Topic category:  Other/General

Will Bush Tell Mexico's Fox to Take a Hike (but not across our border)?

by Jim Kouri, CPP

The Mexican government is initiating a far-reaching investigation. It's not an investigation into the rampant corruption within all levels of its government. And it's not an investigation into the Mexican crime gangs, drug traffickers and human smugglers. No, the target of this intense investigation -- one that's being trumpeted by the usual anti-Americans in the US news media -- is the killing of an illegal alien by a US Border Patrol agent defending himself.

A former Bush advisor, Rob Allyn, is helping Presidente Vincente Fox to use the illegal alien's death to again draw attention to what Mexicans believe is an unfair US anti-immigration policy. Fox knows that if the US gets serious about border security, he will not only have to deal with a reduction in Mexico's revenue -- money illegal workers send back to his country -- but he will actually have to deal with the tens of thousands of violent criminals who enter the US illegally everyday.

The killing of an 18-year-old illegal immigrant near the security wall on the San Diego-Mexican border comes at a time when Mexico's government continues its vocal campaign against the border security and illegal immigration bill approved by the US House of Representatives in December. Many Mexicans oppose the US measure, which would build more border fences, make illegal entry a felony and enlist military and local police to help stop undocumented migrants.

Quite simply, the Mexican government believes that its people have an inalienable right to enter and leave the United States at will. But US legal scholars can't seem to find that elusive clause in the US Constitution.

While the Mexicans oppose the US building of security walls, in the same breath they claim security walls will not curb illegal immigration. Don't you get a warm feeling all over knowing the Mexicans don't want us to waste money on a security wall that doesn't work?

The illegal alien, Guillermo Martinez, died on New Year's Eve in a Tijuana hospital, the Baja California state attorney general's office said.

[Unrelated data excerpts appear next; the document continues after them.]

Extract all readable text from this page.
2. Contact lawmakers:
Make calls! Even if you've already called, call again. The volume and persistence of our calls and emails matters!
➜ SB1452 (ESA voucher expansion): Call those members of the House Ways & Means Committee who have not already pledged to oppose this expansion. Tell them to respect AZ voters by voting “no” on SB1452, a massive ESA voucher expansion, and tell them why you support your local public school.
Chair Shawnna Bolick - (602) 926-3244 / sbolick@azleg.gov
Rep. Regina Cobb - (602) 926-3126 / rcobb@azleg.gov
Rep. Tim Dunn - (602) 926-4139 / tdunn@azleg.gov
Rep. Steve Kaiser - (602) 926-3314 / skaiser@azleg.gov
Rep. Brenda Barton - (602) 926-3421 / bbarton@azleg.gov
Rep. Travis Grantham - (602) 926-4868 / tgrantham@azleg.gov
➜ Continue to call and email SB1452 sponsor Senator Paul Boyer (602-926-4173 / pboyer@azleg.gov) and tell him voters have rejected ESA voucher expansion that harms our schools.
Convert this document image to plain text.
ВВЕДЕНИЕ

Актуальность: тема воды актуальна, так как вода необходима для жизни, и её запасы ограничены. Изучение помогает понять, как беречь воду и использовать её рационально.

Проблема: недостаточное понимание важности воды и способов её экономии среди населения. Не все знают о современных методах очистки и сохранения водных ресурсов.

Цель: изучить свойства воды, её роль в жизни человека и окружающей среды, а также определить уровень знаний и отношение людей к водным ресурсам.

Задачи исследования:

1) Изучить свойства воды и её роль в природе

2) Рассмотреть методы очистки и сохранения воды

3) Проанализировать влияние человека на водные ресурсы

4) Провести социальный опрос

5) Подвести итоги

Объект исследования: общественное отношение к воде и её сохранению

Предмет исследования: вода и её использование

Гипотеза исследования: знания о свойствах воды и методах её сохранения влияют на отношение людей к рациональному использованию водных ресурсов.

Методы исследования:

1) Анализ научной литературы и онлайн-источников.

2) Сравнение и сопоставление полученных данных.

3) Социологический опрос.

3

He died one day after he was shot by a US Border Patrol agent near a metal wall separating that city from San Diego, according to witnesses cited by Mexican officials. However, those witnesses didn't mention that Martinez was using deadly physical force against the US agent.

Raul Martinez, a spokesman for the Border Patrol said the agent had been "assaulted by an individual who threw a large size rock."

"The agent, fearing for his life at that time, fired one round at the individual, who fled back to Mexico," Martinez said Monday.

The Border Patrol spokesperson, who is not related to the dead 18-year-old, said US investigators were unsure if the victim had been struck by the bullet because he crossed back into Mexican territory.

The Mexican government over the years has become more and more brazen in their rhetoric towards the US. But nothing surpasses a recent quote by Mexico's federal Attorney General's Office. They said the probe was opened against "whomever is found to have been responsible," but they didn't name whom they suspect. They also said that Mexico generally does not try to apply its laws to events that occurred in other nations.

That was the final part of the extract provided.